The sweep panorama is another instance of capture the full set, decide later — here the set is a whole video stream of overlapping views, and the panorama is reconstructed from it. What is distinctive is how the set is captured and consumed: not as a deliberate, separable bracket (as in high-dynamic-range (HDR) exposure or a focal stack) but as a continuous stream processed incrementally in real time, where the reconstruction runs as the data arrives rather than offline afterward. The cost L14 always charges — more data, a harder reconstruction — is paid here in streaming registration, rolling-shutter rectification, and continuous gain compensation, in exchange for a wide image no single phone frame could hold. (Registered in Big Lessons as L14; first introduced in this part's intro, with the light-field / plenoptic case in Advanced computational photography as its special form. Recurs here on the viewpoint axis, in its streaming, real-time form.)
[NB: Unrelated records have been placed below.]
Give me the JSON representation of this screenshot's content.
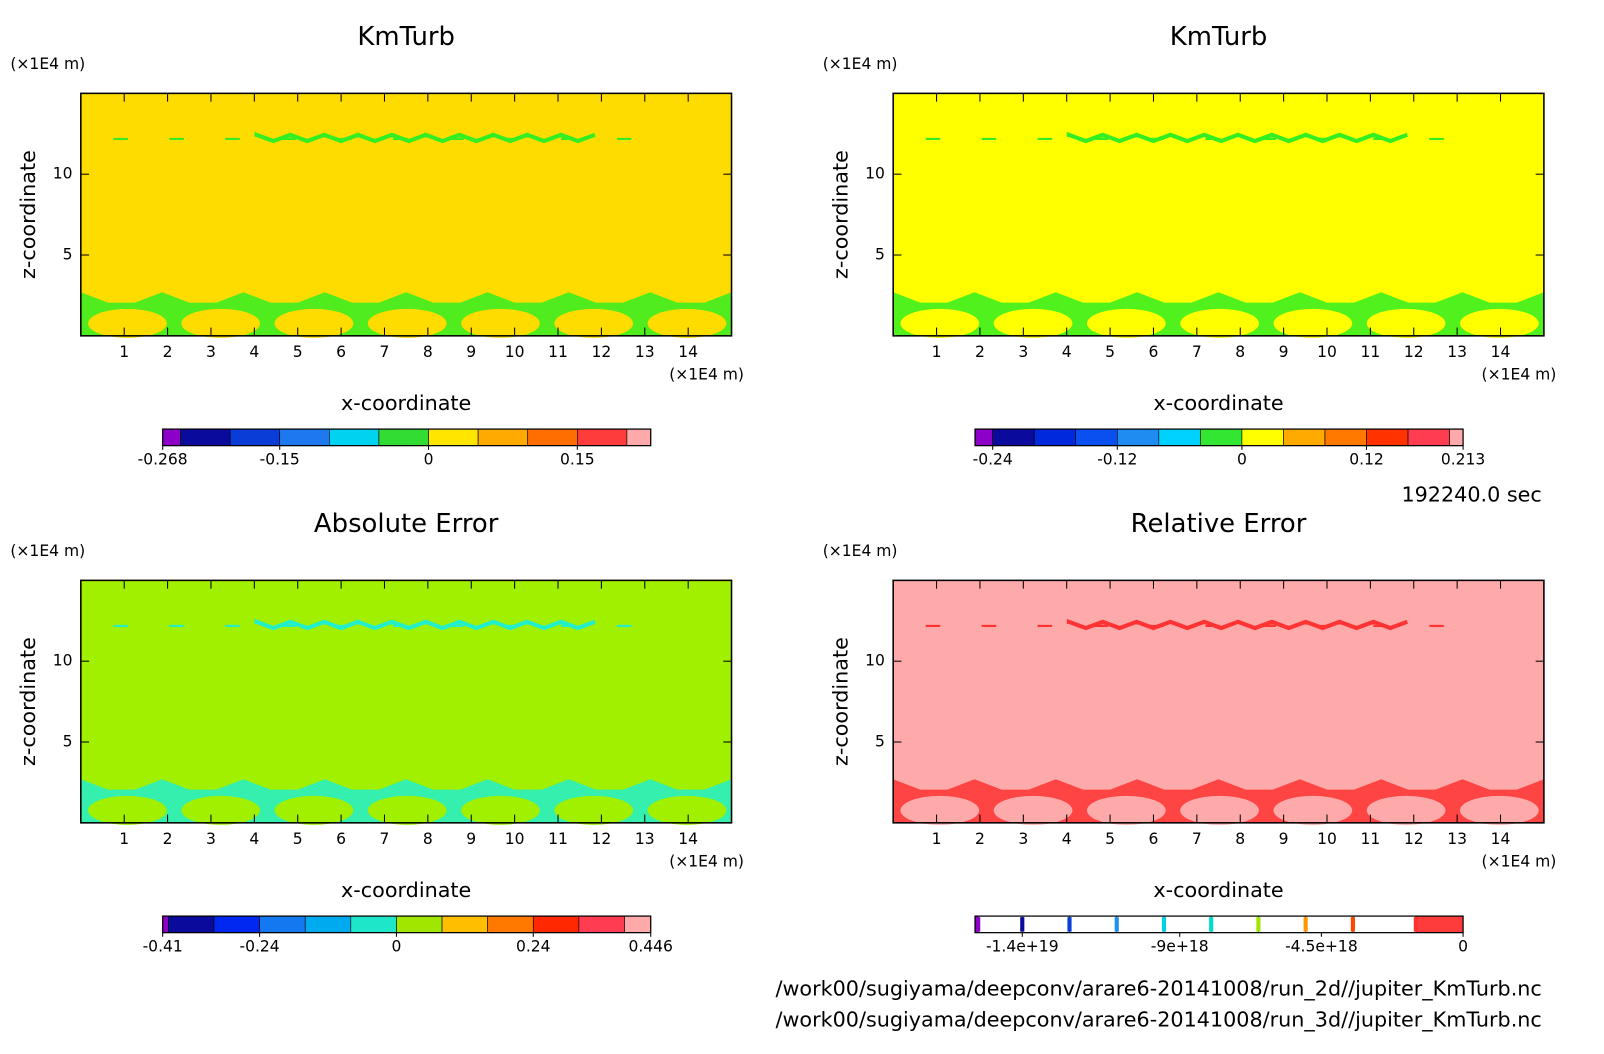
{
  "chart_data": [
    {
      "type": "contour",
      "title": "KmTurb",
      "xlabel": "x-coordinate",
      "ylabel": "z-coordinate",
      "x_unit": "(×1E4 m)",
      "y_unit": "(×1E4 m)",
      "xlim": [
        0,
        15
      ],
      "ylim": [
        0,
        15
      ],
      "xticks": [
        1,
        2,
        3,
        4,
        5,
        6,
        7,
        8,
        9,
        10,
        11,
        12,
        13,
        14
      ],
      "yticks": [
        5,
        10
      ],
      "background": "#ffdc00",
      "feature_color": "#33ee22",
      "colorbar": {
        "lim": [
          -0.268,
          0.224
        ],
        "levels": [
          -0.25,
          -0.2,
          -0.15,
          -0.1,
          -0.05,
          0,
          0.05,
          0.1,
          0.15,
          0.2
        ],
        "colors": [
          "#8c00c8",
          "#0a0a9c",
          "#0a3cd8",
          "#1e78f0",
          "#00d2f0",
          "#32dc32",
          "#ffe600",
          "#ffaa00",
          "#ff6e00",
          "#ff3c3c",
          "#ffaaaa"
        ],
        "ticks": [
          -0.268,
          -0.15,
          0,
          0.15
        ]
      }
    },
    {
      "type": "contour",
      "title": "KmTurb",
      "xlabel": "x-coordinate",
      "ylabel": "z-coordinate",
      "x_unit": "(×1E4 m)",
      "y_unit": "(×1E4 m)",
      "xlim": [
        0,
        15
      ],
      "ylim": [
        0,
        15
      ],
      "xticks": [
        1,
        2,
        3,
        4,
        5,
        6,
        7,
        8,
        9,
        10,
        11,
        12,
        13,
        14
      ],
      "yticks": [
        5,
        10
      ],
      "background": "#ffff00",
      "feature_color": "#33ee22",
      "colorbar": {
        "lim": [
          -0.257,
          0.213
        ],
        "levels": [
          -0.24,
          -0.2,
          -0.16,
          -0.12,
          -0.08,
          -0.04,
          0,
          0.04,
          0.08,
          0.12,
          0.16,
          0.2
        ],
        "colors": [
          "#8c00c8",
          "#0a0a9c",
          "#0028dc",
          "#0a50f0",
          "#1e8cf0",
          "#00d2ff",
          "#32e632",
          "#ffff00",
          "#ffaa00",
          "#ff7800",
          "#ff3200",
          "#ff3c50",
          "#ffaaaa"
        ],
        "ticks": [
          -0.24,
          -0.12,
          0,
          0.12,
          0.213
        ]
      }
    },
    {
      "type": "contour",
      "title": "Absolute Error",
      "xlabel": "x-coordinate",
      "ylabel": "z-coordinate",
      "x_unit": "(×1E4 m)",
      "y_unit": "(×1E4 m)",
      "xlim": [
        0,
        15
      ],
      "ylim": [
        0,
        15
      ],
      "xticks": [
        1,
        2,
        3,
        4,
        5,
        6,
        7,
        8,
        9,
        10,
        11,
        12,
        13,
        14
      ],
      "yticks": [
        5,
        10
      ],
      "background": "#a0f000",
      "feature_color": "#22eecc",
      "colorbar": {
        "lim": [
          -0.41,
          0.446
        ],
        "levels": [
          -0.4,
          -0.32,
          -0.24,
          -0.16,
          -0.08,
          0,
          0.08,
          0.16,
          0.24,
          0.32,
          0.4
        ],
        "colors": [
          "#8c00c8",
          "#0a0a9c",
          "#0028f0",
          "#1478f0",
          "#00aaee",
          "#1ee6c8",
          "#a0e600",
          "#ffbe00",
          "#ff7800",
          "#ff2800",
          "#ff3c50",
          "#ffaaaa"
        ],
        "ticks": [
          -0.41,
          -0.24,
          0,
          0.24,
          0.446
        ]
      }
    },
    {
      "type": "contour",
      "title": "Relative Error",
      "xlabel": "x-coordinate",
      "ylabel": "z-coordinate",
      "x_unit": "(×1E4 m)",
      "y_unit": "(×1E4 m)",
      "xlim": [
        0,
        15
      ],
      "ylim": [
        0,
        15
      ],
      "xticks": [
        1,
        2,
        3,
        4,
        5,
        6,
        7,
        8,
        9,
        10,
        11,
        12,
        13,
        14
      ],
      "yticks": [
        5,
        10
      ],
      "background": "#ffaaaa",
      "feature_color": "#ff3333",
      "colorbar": {
        "lim": [
          -1.55e+19,
          0
        ],
        "levels": [
          -1.54e+19,
          -1.4e+19,
          -1.25e+19,
          -1.1e+19,
          -9.5e+18,
          -8e+18,
          -6.5e+18,
          -5e+18,
          -3.5e+18,
          -1.5e+18
        ],
        "colors": [
          "#8c00c8",
          "#ffffff",
          "#ffffff",
          "#ffffff",
          "#ffffff",
          "#ffffff",
          "#ffffff",
          "#ffffff",
          "#ffffff",
          "#ffffff",
          "#ff3c3c"
        ],
        "boundary_colors": [
          "#8c00c8",
          "#0a0a9c",
          "#0a3cd8",
          "#1e90f0",
          "#00d2e6",
          "#00dcc8",
          "#a0e600",
          "#ff9600",
          "#ff4600",
          "#ff3232"
        ],
        "ticks": [
          {
            "value": -1.4e+19,
            "label": "-1.4e+19"
          },
          {
            "value": -9e+18,
            "label": "-9e+18"
          },
          {
            "value": -4.5e+18,
            "label": "-4.5e+18"
          },
          0
        ]
      }
    }
  ],
  "time": "192240.0 sec",
  "files": [
    "/work00/sugiyama/deepconv/arare6-20141008/run_2d//jupiter_KmTurb.nc",
    "/work00/sugiyama/deepconv/arare6-20141008/run_3d//jupiter_KmTurb.nc"
  ]
}
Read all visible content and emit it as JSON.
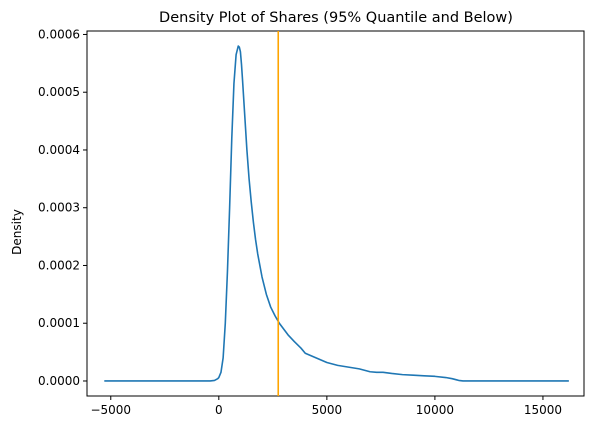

Big lessons of this chapter

The recurring principles from this chapter, gathered for review.

💡 Big lesson (L14 · recurrence)

The sweep panorama is another instance of capture the full set, decide later — here the set is a whole video stream of overlapping views, and the panorama is reconstructed from it. What is distinctive is how the set is captured and consumed: not as a deliberate, separable bracket (as in high-dynamic-range (HDR) exposure or a focal stack) but as a continuous stream processed incrementally in real time, where the reconstruction runs as the data arrives rather than offline afterward. The cost L14 always charges — more data, a harder reconstruction — is paid here in streaming registration, rolling-shutter rectification, and continuous gain compensation, in exchange for a wide image no single phone frame could hold. (Registered in Big Lessons as L14; first introduced in this part's intro, with the light-field / plenoptic case in Advanced computational photography as its special form. Recurs here on the viewpoint axis, in its streaming, real-time form.)